Kokborok: It is the native language of the Borok people of the Indian state of Tripura and neighbouring areas of Bangladesh. Kókborok has existed since at least the 1st century AD, when the historical record of Tipra Kings began to be written down. The script of Kókborok was called “Koloma”.
Konkani: Official language of Goa, Konkani has a rich history, datingback to 981 AD.
Manipuri: Also known as Meitei, it is predominantly spoken in the southeastern Himalayan state of Manipur, Assam, Tripura, Bangaladesh and Myanmar. It is currently classified as a vulnerable language by UNESCO.

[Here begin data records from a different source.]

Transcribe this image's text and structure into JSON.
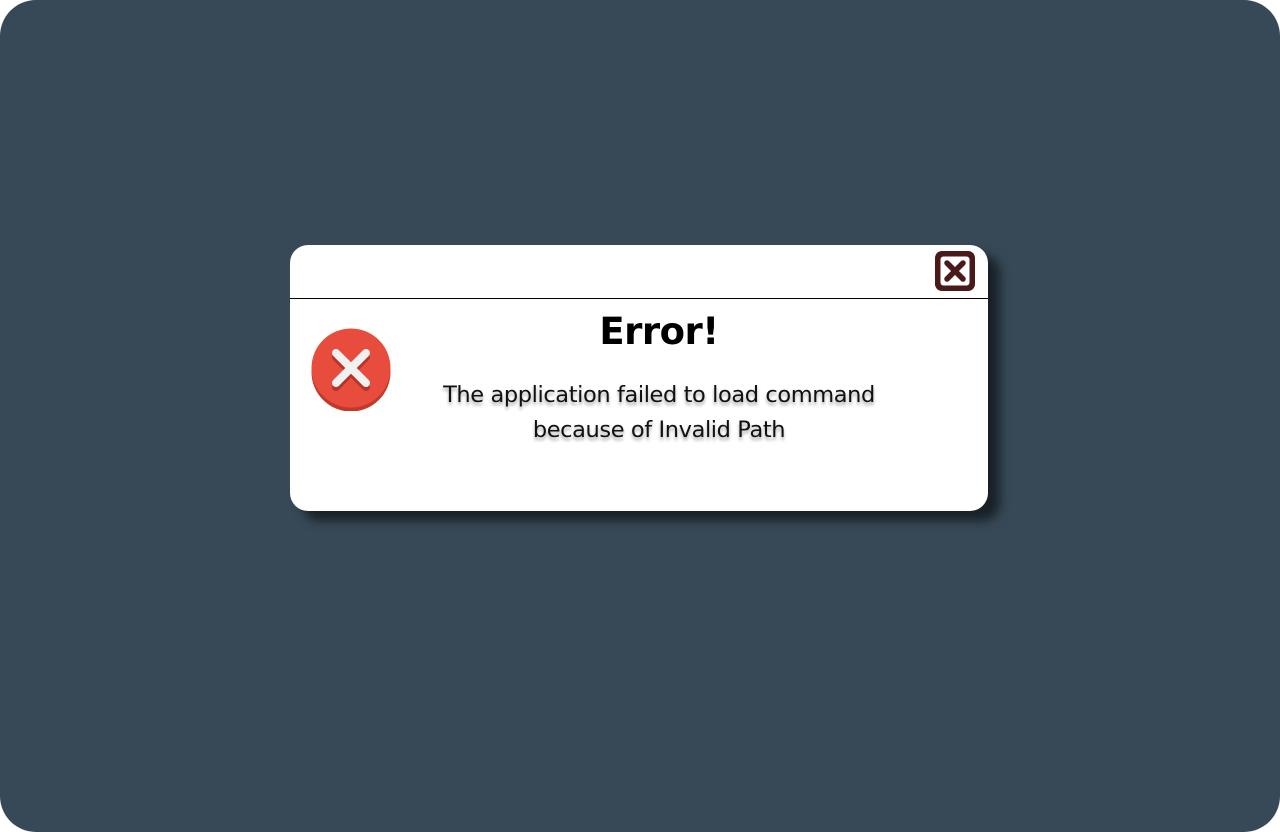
{
  "dialog": {
    "title": "Error!",
    "message_lines": [
      "The application failed to load command",
      "because of Invalid Path"
    ]
  },
  "icons": {
    "status": "error-circle-x-icon",
    "close": "close-box-icon"
  },
  "colors": {
    "background": "#374957",
    "dialog": "#ffffff",
    "error_red": "#e84c3d",
    "close_button": "#4a1a1a"
  }
}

Mizo: The Mizo language, or Mizo ṭawng, is a language spoken natively by the Mizo people in the Mizoram, Chin State in Burma, and the Chittagong Hill Tracts of Bangladesh. The language is also known as Lushai, a colonial term, as the Lusei people were the first among the Mizos to be encountered by the British in the course of their colonial expansion.
Nepali: Also called Gurkha, Gorkhali, Gurkhali, or Khaskura, is derived from Sanskrit. It is the official language of Nepal, spoken chiefly by Pahari people in Nepal and by a significant number of Bhutanese and some Burmese people.
Santhali: Until the nineteenth century, Santhali remained an oral language and all shared knowledge was transmitted by word of mouth from generation to generation. The Ol Chiki script for Santali was developed by Guru Gomke Pandit Raghunath Murmu in 1925.
Sanskrit: It is the primary liturgical language of Hinduism, a philosophical language of Hinduism, Sikhism, Buddhism, and Jainism, and a literary language of ancient and medieval India and Nepal. As one of the oldest Indo-European languages for which substantial written documentation exists, Sanskrit holds a prominent position in Indo-European studies. According to 2001 Census of India, only 14,135 Indians reported Sanskrit to be their first language.